ELLSWORTH -- On a lonely windswept hill, a small cemetery looks down on the town of Ellsworth.
It’s named in honor of the woman who soldiers during the Civil War called “Mother.”
Mary Bickerdyke redefined the Victorian roles of women. Nurse, lawyer, comforter — she rallied and inspired those around her.
During the Civil War, she became a national hero with soldiers affectionately nicknaming her “Mother,” or “Cyclone in Calico.”

The Bickerdyke Home Cemetery near Ellsworth is a lasting tribute to a woman who believed that cleanliness and compassion were the cure for almost everything that ailed you.
“She herself was a widow and had two sons off to war … In delivering of aid, she gets there, she sees the conditions and the situations in these Civil War camps,” said Ken Spurgeon,
Civil War and Kansas historian, film producer and assistant professor at Friends University.
“She saw the lack of cleanliness and challenges that existed in these camps.”
Soon after the war started, Bickerdyke volunteered to take supplies and aid from her hometown in Illinois to soldiers on the battle front. Once she saw the conditions, she took action.
“Her brain is going, and of course, she is a mother, but it’s much bigger than that,” said Spurgeon, who calls Bickerdyke one of his favorite Civil War characters.
“She had an incredible amount of drive, in addition to intelligence. We have to understand this is a period when women aren’t yet nurses. Men are nurses during the Civil War … she’s seeing how she can serve and how she can help the cause.”
On the battlefields, Bickerdyke soon established laundries and kitchens. She dressed wounds and chastised Army surgeons for their uncleanliness.
She became an agent of change – not only in health care but in women’s rights.

“Before the whole thing is over, there is going to be hundreds -- I’ve seen terms like 200 or 300 – (of) hospitals that are pretty much started by Mother Bickerdyke,” Spurgeon said. “And she’s right there on the scene during 18 or 19 campaigns, including Vicksburg and Chattanooga and Atlanta and the March to the Sea.
“She was just the ultimate helper. And she didn’t need a medical degree to do it. She didn’t need to be technically a nurse. She was … the greatest nurse of the Civil War.”
For some men, Spurgeon explained, that became a problem.
“She gets into trouble because she was probably pretty forceful,” he said. “Several of the officers did not like her nosiness.
“The story goes that some of the military commanders go to Gen. (William Tecumseh) Sherman and say they need to control … this woman who keeps interjecting herself in all these things and the response is, ‘She outranks me.’ ”
That attitude served her well even after the Civil War when she came to Kansas. She was an advocate for war-weary veterans who decided to start their lives over in Kansas.

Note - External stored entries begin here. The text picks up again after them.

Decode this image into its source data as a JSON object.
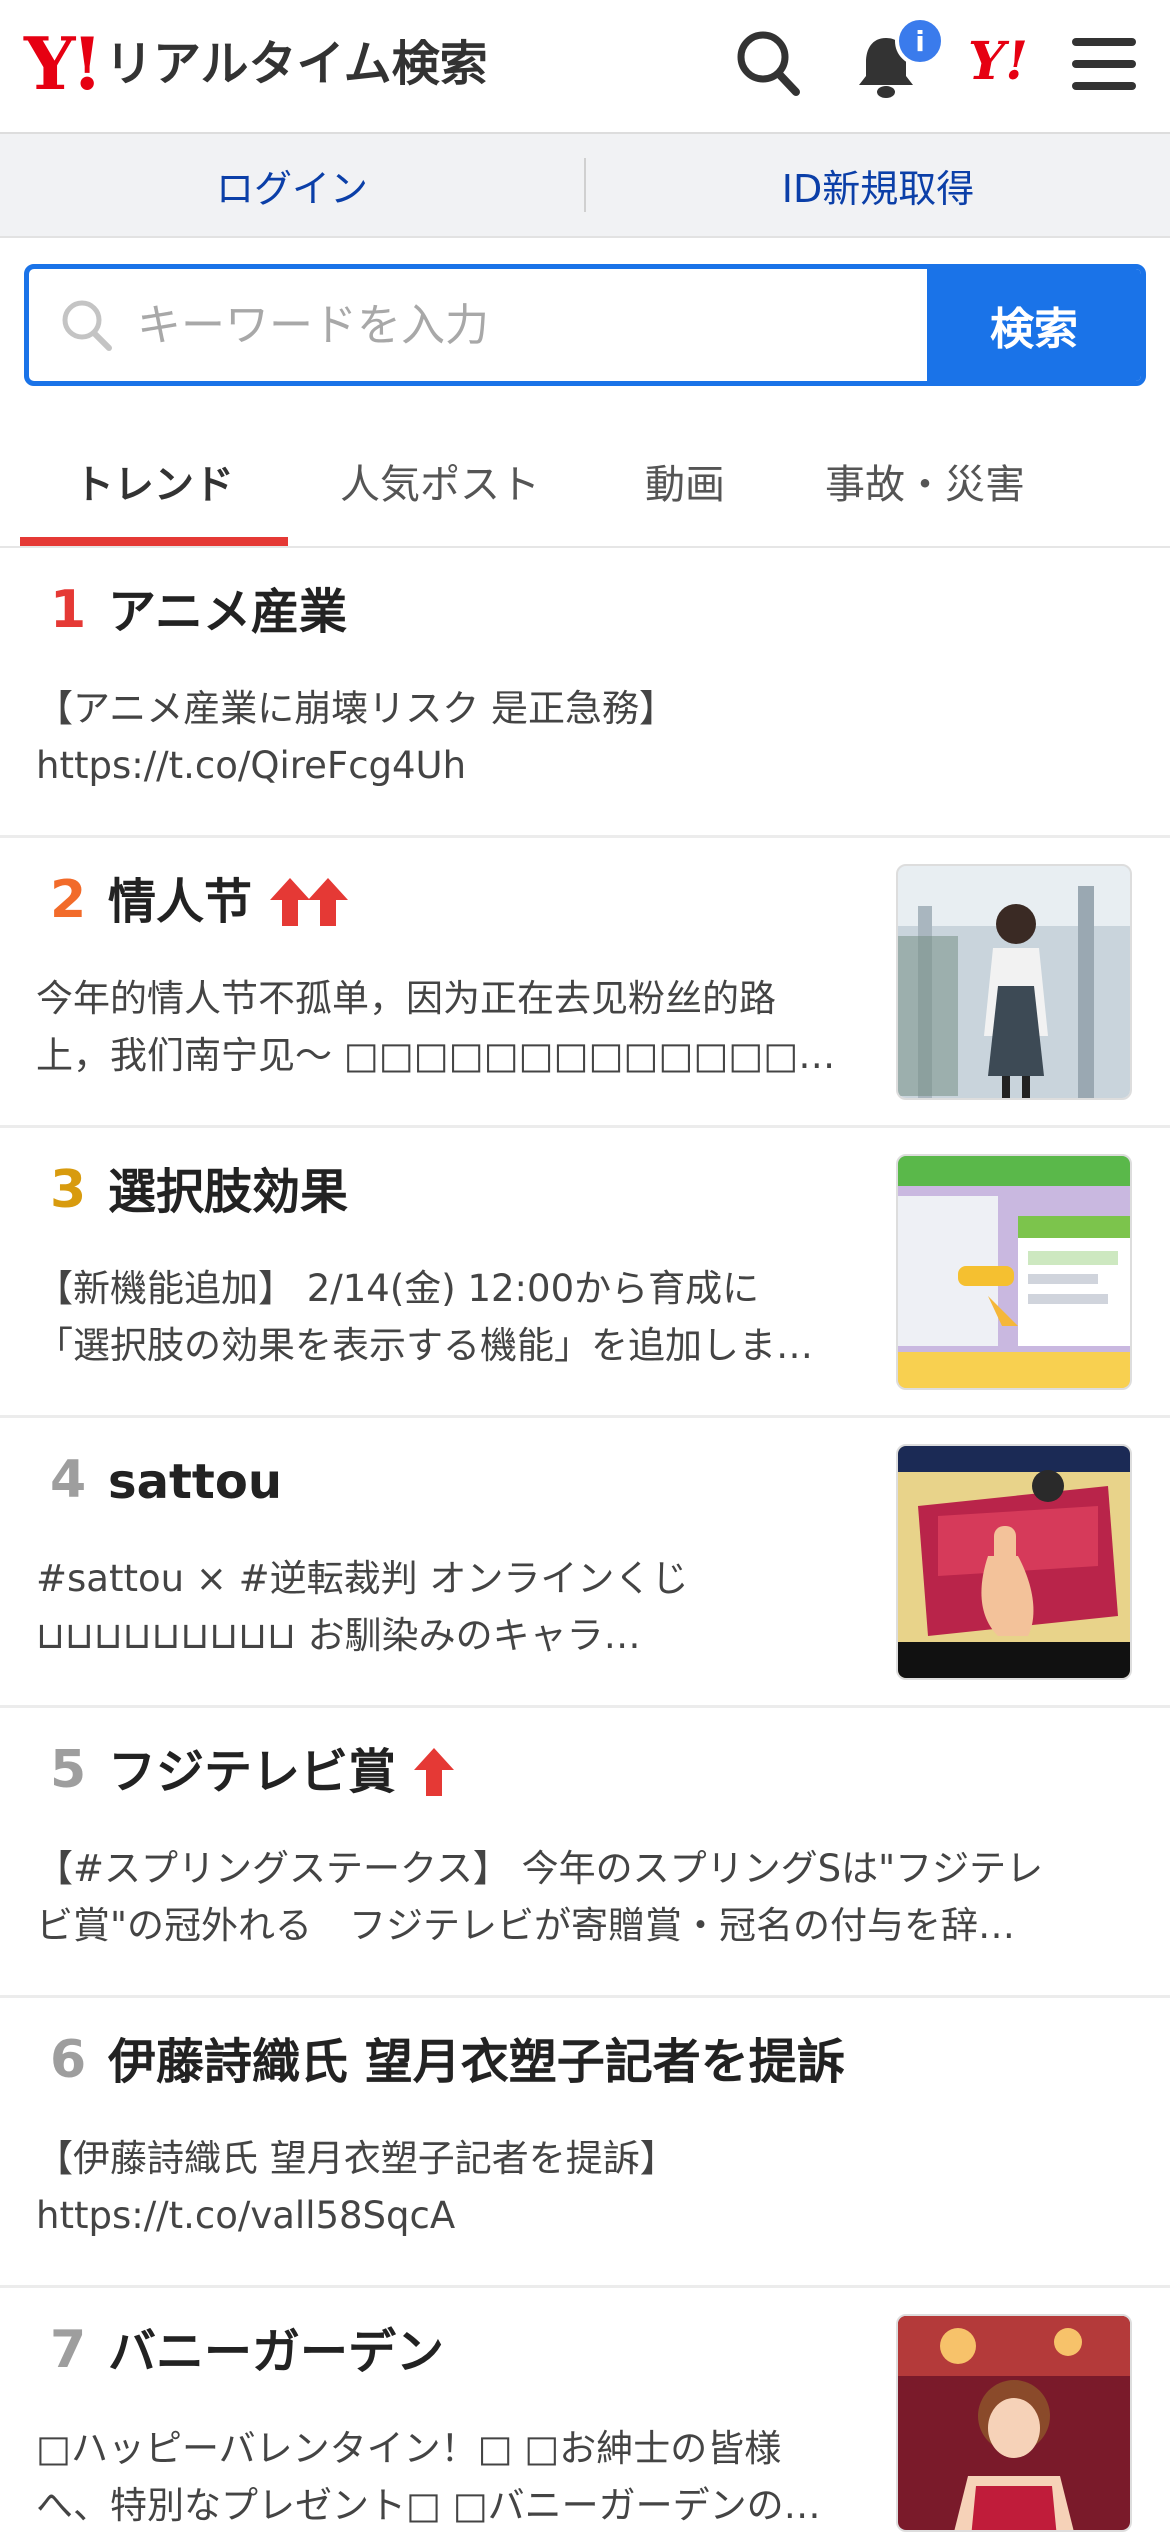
{
  "header": {
    "logo_mark": "Y!",
    "logo_text": "リアルタイム検索",
    "notification_badge": "i",
    "yahoo_logo": "Y!",
    "icons": [
      "search-icon",
      "bell-icon",
      "yahoo-japan-icon",
      "menu-icon"
    ]
  },
  "login_bar": {
    "login": "ログイン",
    "register": "ID新規取得"
  },
  "search": {
    "placeholder": "キーワードを入力",
    "button": "検索"
  },
  "tabs": [
    {
      "label": "トレンド",
      "active": true
    },
    {
      "label": "人気ポスト",
      "active": false
    },
    {
      "label": "動画",
      "active": false
    },
    {
      "label": "事故・災害",
      "active": false
    }
  ],
  "colors": {
    "brand_red": "#e60012",
    "accent_blue": "#1a73e8",
    "link_blue": "#0b3fa8",
    "rank1": "#e53935",
    "rank2": "#f26b2a",
    "rank3": "#d89b0e",
    "rank_gray": "#9e9e9e"
  },
  "trends": [
    {
      "rank": "1",
      "title": "アニメ産業",
      "arrows": 0,
      "lines": [
        "【アニメ産業に崩壊リスク 是正急務】",
        "https://t.co/QireFcg4Uh"
      ],
      "thumb": null
    },
    {
      "rank": "2",
      "title": "情人节",
      "arrows": 2,
      "lines": [
        "今年的情人节不孤单，因为正在去见粉丝的路",
        "上，我们南宁见〜 □□□□□□□□□□□□□□□□□□□□□□…"
      ],
      "thumb": "airport-photo"
    },
    {
      "rank": "3",
      "title": "選択肢効果",
      "arrows": 0,
      "lines": [
        "【新機能追加】 2/14(金) 12:00から育成に",
        "「選択肢の効果を表示する機能」を追加しま…"
      ],
      "thumb": "game-screenshot"
    },
    {
      "rank": "4",
      "title": "sattou",
      "arrows": 0,
      "lines": [
        "#sattou × #逆転裁判 オンラインくじ",
        "⊔⊔⊔⊔⊔⊔⊔⊔⊔ お馴染みのキャラ…"
      ],
      "thumb": "anime-illustration"
    },
    {
      "rank": "5",
      "title": "フジテレビ賞",
      "arrows": 1,
      "lines": [
        "【#スプリングステークス】 今年のスプリングSは\"フジテレ",
        "ビ賞\"の冠外れる　フジテレビが寄贈賞・冠名の付与を辞…"
      ],
      "thumb": null
    },
    {
      "rank": "6",
      "title": "伊藤詩織氏 望月衣塑子記者を提訴",
      "arrows": 0,
      "lines": [
        "【伊藤詩織氏 望月衣塑子記者を提訴】",
        "https://t.co/vall58SqcA"
      ],
      "thumb": null
    },
    {
      "rank": "7",
      "title": "バニーガーデン",
      "arrows": 0,
      "lines": [
        "□ハッピーバレンタイン！□ □お紳士の皆様",
        "へ、特別なプレゼント□ □バニーガーデンの…"
      ],
      "thumb": "bunny-garden-art"
    }
  ]
}
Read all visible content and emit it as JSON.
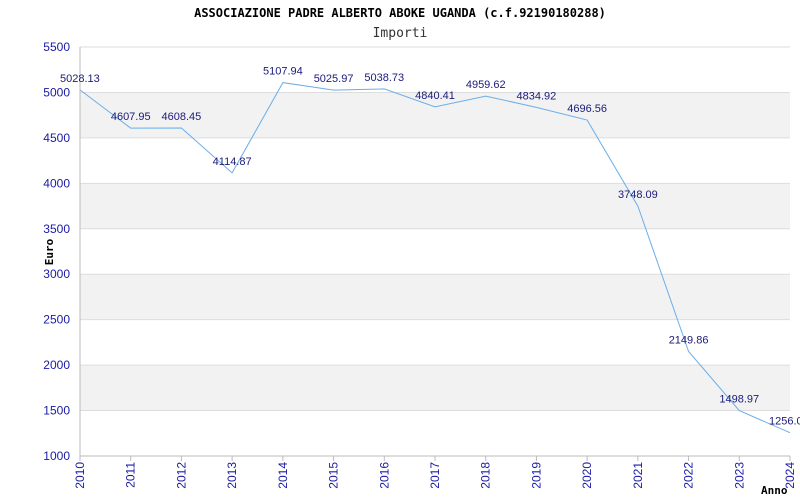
{
  "chart_data": {
    "type": "line",
    "title": "ASSOCIAZIONE PADRE ALBERTO ABOKE UGANDA (c.f.92190180288)",
    "subtitle": "Importi",
    "xlabel": "Anno",
    "ylabel": "Euro",
    "ylim": [
      1000,
      5500
    ],
    "yticks": [
      1000,
      1500,
      2000,
      2500,
      3000,
      3500,
      4000,
      4500,
      5000,
      5500
    ],
    "grid": true,
    "categories": [
      "2010",
      "2011",
      "2012",
      "2013",
      "2014",
      "2015",
      "2016",
      "2017",
      "2018",
      "2019",
      "2020",
      "2021",
      "2022",
      "2023",
      "2024"
    ],
    "series": [
      {
        "values": [
          5028.13,
          4607.95,
          4608.45,
          4114.87,
          5107.94,
          5025.97,
          5038.73,
          4840.41,
          4959.62,
          4834.92,
          4696.56,
          3748.09,
          2149.86,
          1498.97,
          1256.0
        ],
        "labels": [
          "5028.13",
          "4607.95",
          "4608.45",
          "4114.87",
          "5107.94",
          "5025.97",
          "5038.73",
          "4840.41",
          "4959.62",
          "4834.92",
          "4696.56",
          "3748.09",
          "2149.86",
          "1498.97",
          "1256.0"
        ]
      }
    ],
    "colors": {
      "line": "#6aaee8",
      "band": "#f2f2f2",
      "axis_text": "#1a1aa6",
      "label_text": "#1a1a7a",
      "grid": "#dddddd"
    }
  }
}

“Eventually one of her sons moves to Kansas, which is the beginning of her moving to Kansas just four or five years after the war,” Spurgeon said. “That’s really what got her to Kansas.
“She becomes now Mother. She’s Mother forever because all these veterans remember her, and she works in different aid societies.”
Bickerdyke brought hundreds of Union soldiers and more than 300 families to Kansas following the war, temporarily earning Kansas the nickname “The Soldier State.”
And now, her legacy is reflected at the Mother Bickerdyke Memorial Cemetery. It holds 32 women who were Civil War nurses, widows or daughters of Civil War veterans.
They died between 1902 and 1919 and were residents of the nearby Mother Bickerdyke Home in Ellsworth.
Bickerdyke died on Nov. 9, 1901, in Bunker Hill, Kansas. She’s buried in Galesburg, Illinois, where she lived and worked before the war.
All the stones at the Bickerdyke Cemetery are marked with the same cross. A larger stone lists all the names of the women buried there.
It’s in tribute to a woman once called a Cyclone in Calico.
If you go: The address of the Mother Bickerdyke Memorial Cemetery is 1278 14th Road near Ellsworth.